Se ha intentado demostrar la imposibilidad del vuelo del abejorro con cálculos en base a un vuelo estático, como el de los aviones, que se desplazan con sus alas inmóviles. Sin embargo, se sabe que la mayoría de los insectos, entre ellos el abejorro, no planean, sino que mueven sus alas flexibles a gran velocidad y con cambios de dirección muy rápidos de modo que las turbulencias creadas en torno a ellos son las que dan lugar al empuje. Esta teoría fue demostrada en un estudio de 2005, en el que un grupo de investigadores usó cálculos y simulaciones robóticas para emular el vuelo de este tipo de insectos, comprobando que incluso son capaces de variar el ángulo de movimiento y la frecuencia del aleteo, adaptándose así a las circunstancias del medio en el que se encuentran.

Hay que reconocer que la citada frase tiene su gracia e invita a una reflexión sobre el esfuerzo y la superación porque al igual que el vuelo del abejorro iría en contra de las leyes de la física, pero lo logra, nosotros, si pensamos que podemos conseguir algo y nos esforzamos, es seguro que lo conseguiremos. Siguiendo esa dinámica, hay que lanzarse sin complejos para conseguir nuevas metas. Pero ya hemos visto que a pesar de las apariencias, en el vuelo del abejorro no hay contradicción con las leyes de la Física. También es de sentido común pensar que no podemos conseguir todo lo que se nos pasa por la cabeza. En cualquier caso, la lectura de esta pequeña historia nos lleva a una reflexión sobre la motivación, sobre el espíritu emprendedor, sobre el intentar cosas nuevas.

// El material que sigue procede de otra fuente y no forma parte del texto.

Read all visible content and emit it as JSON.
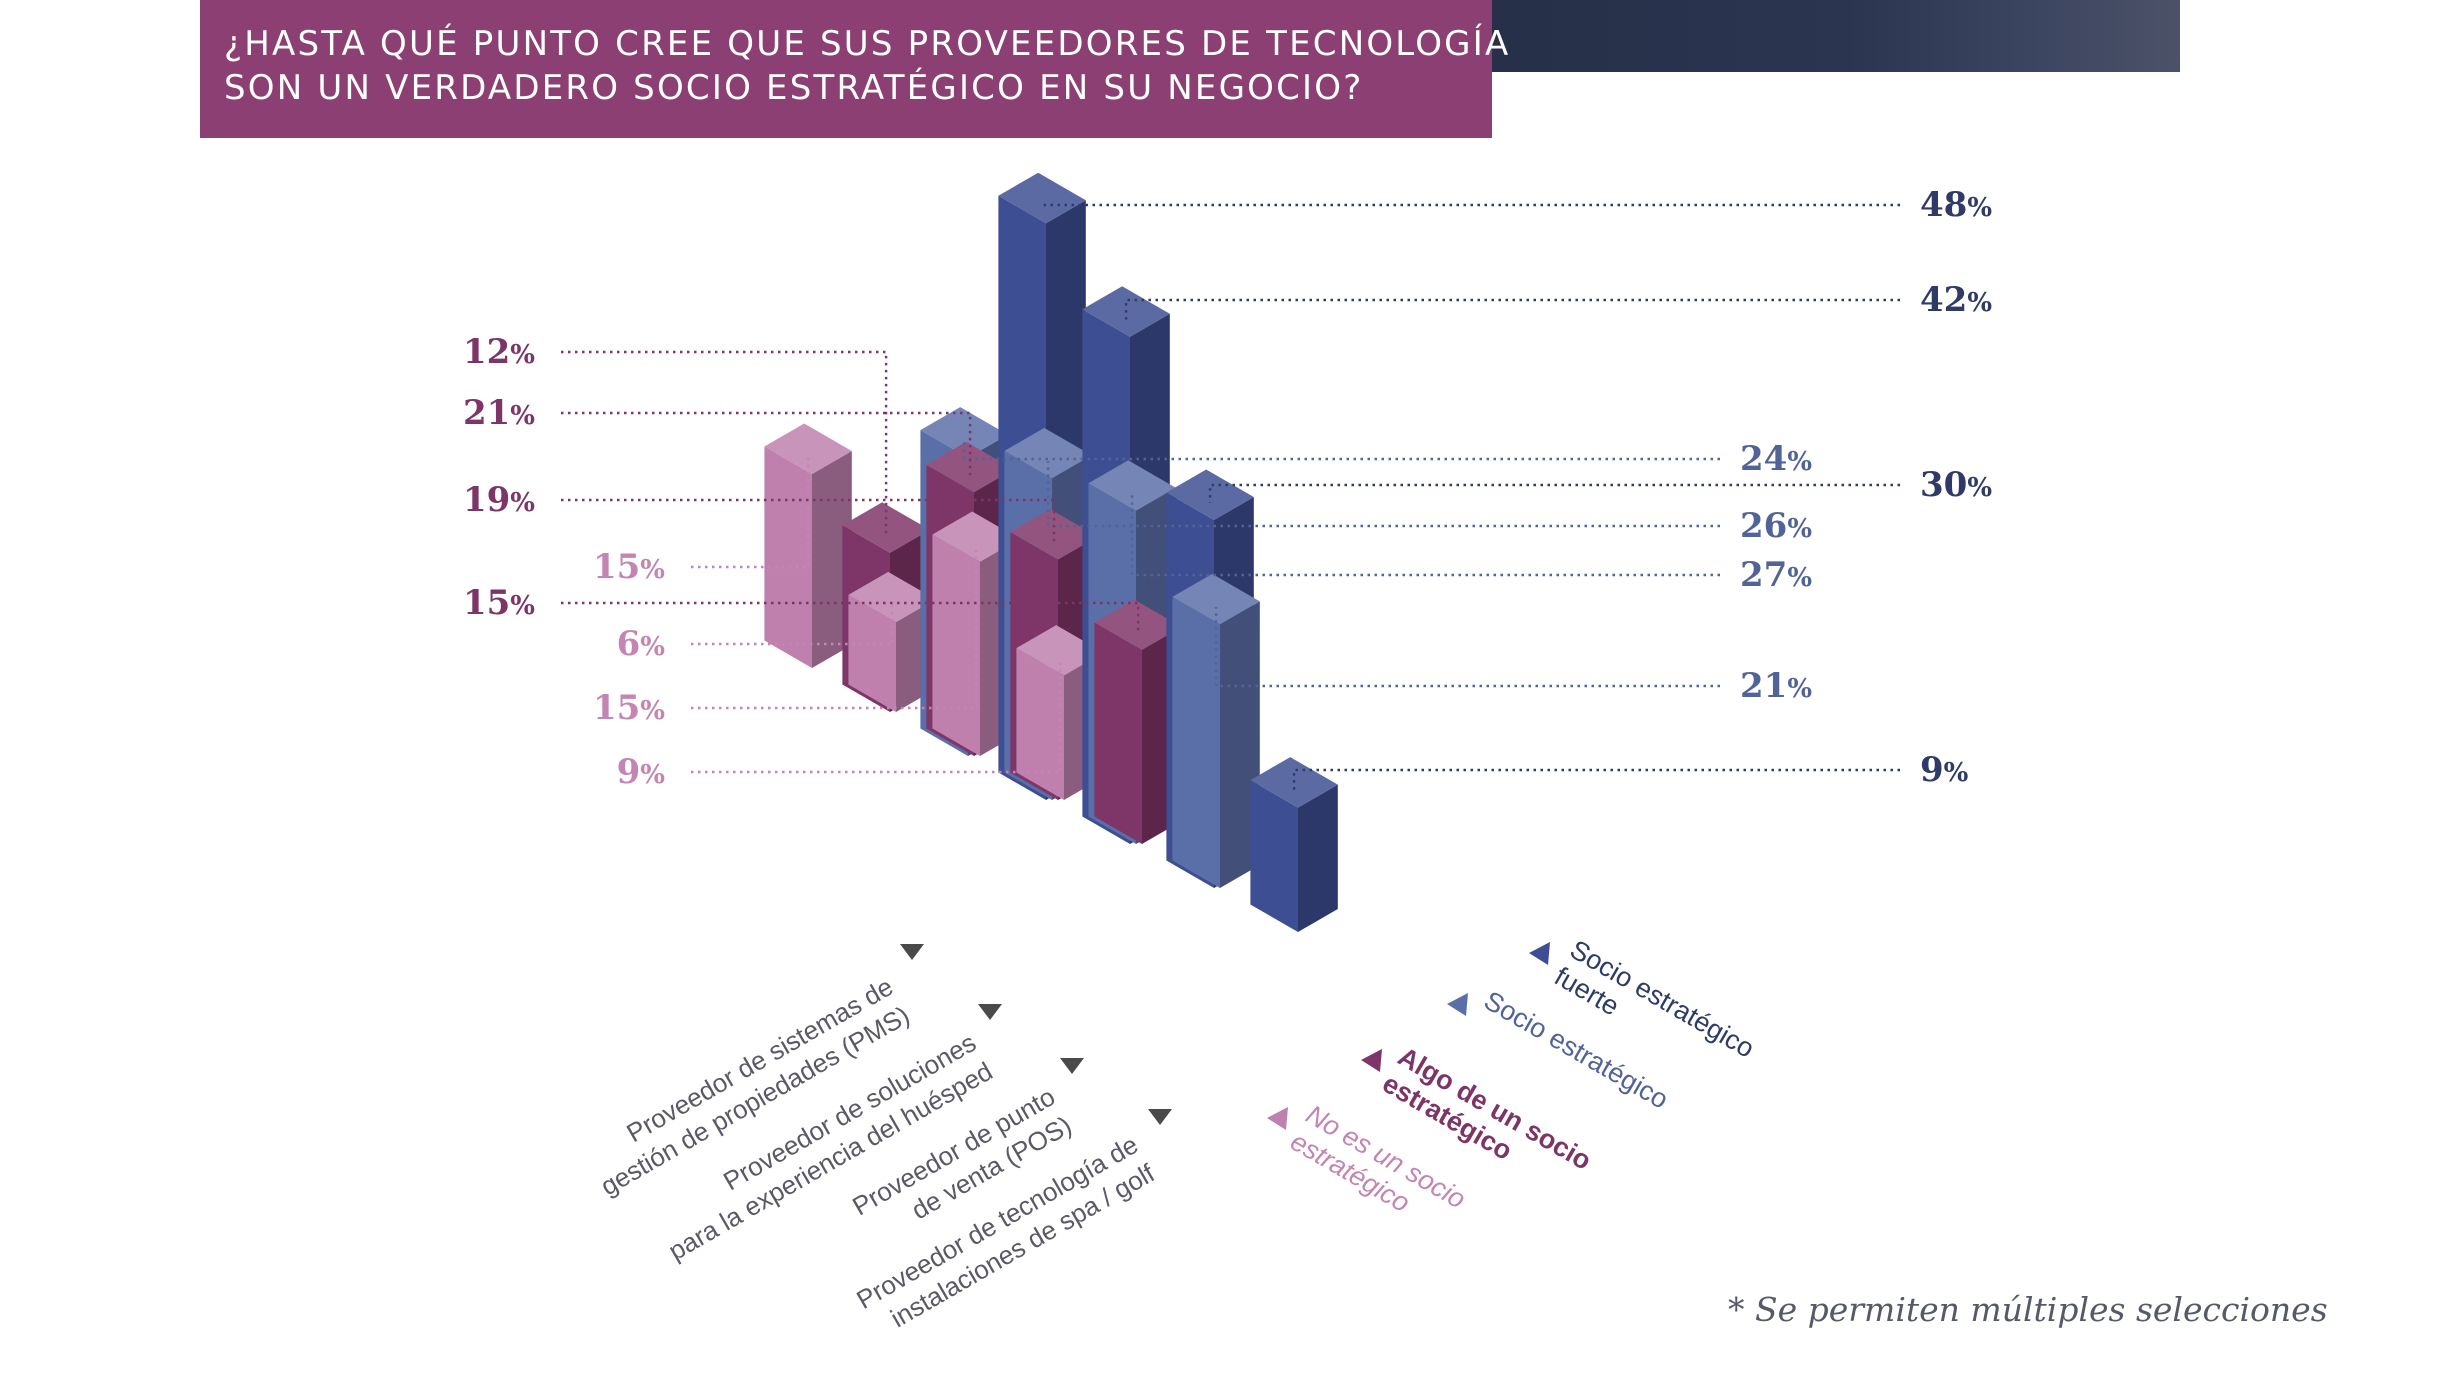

La palabra motivación es un vocablo que proviene del latín y su principal significado es mover o tener virtud para hacerlo. A juzgar por el sentido que se le atribuye desde el campo de la psicología, una motivación se basa en aquellas cosas que impulsan a un individuo a llevar a cabo ciertas acciones y a mantener firme su conducta hasta lograr cumplir los objetivos planteados. Es muy interesante analizar cómo y porqué se inicia la conducta hacia un objetivo, cómo se genera la energía necesaria para promover cambios hacia la meta, la constancia con la que se sigue y la razón por la que se escoge. Estar motivado implica reconocer en la actividad que uno realiza aquellos elementos que dan satisfacción personal y profesional, tales como el logro de metas, alcanzar puestos de responsabilidad, poder llegar a tomar decisiones importantes, asociarse con otros, pertenecer a algún grupo social en especial, etc. Las personas motivadas sienten el impulso de conseguir tanto sus propias expectativas como las de los demás.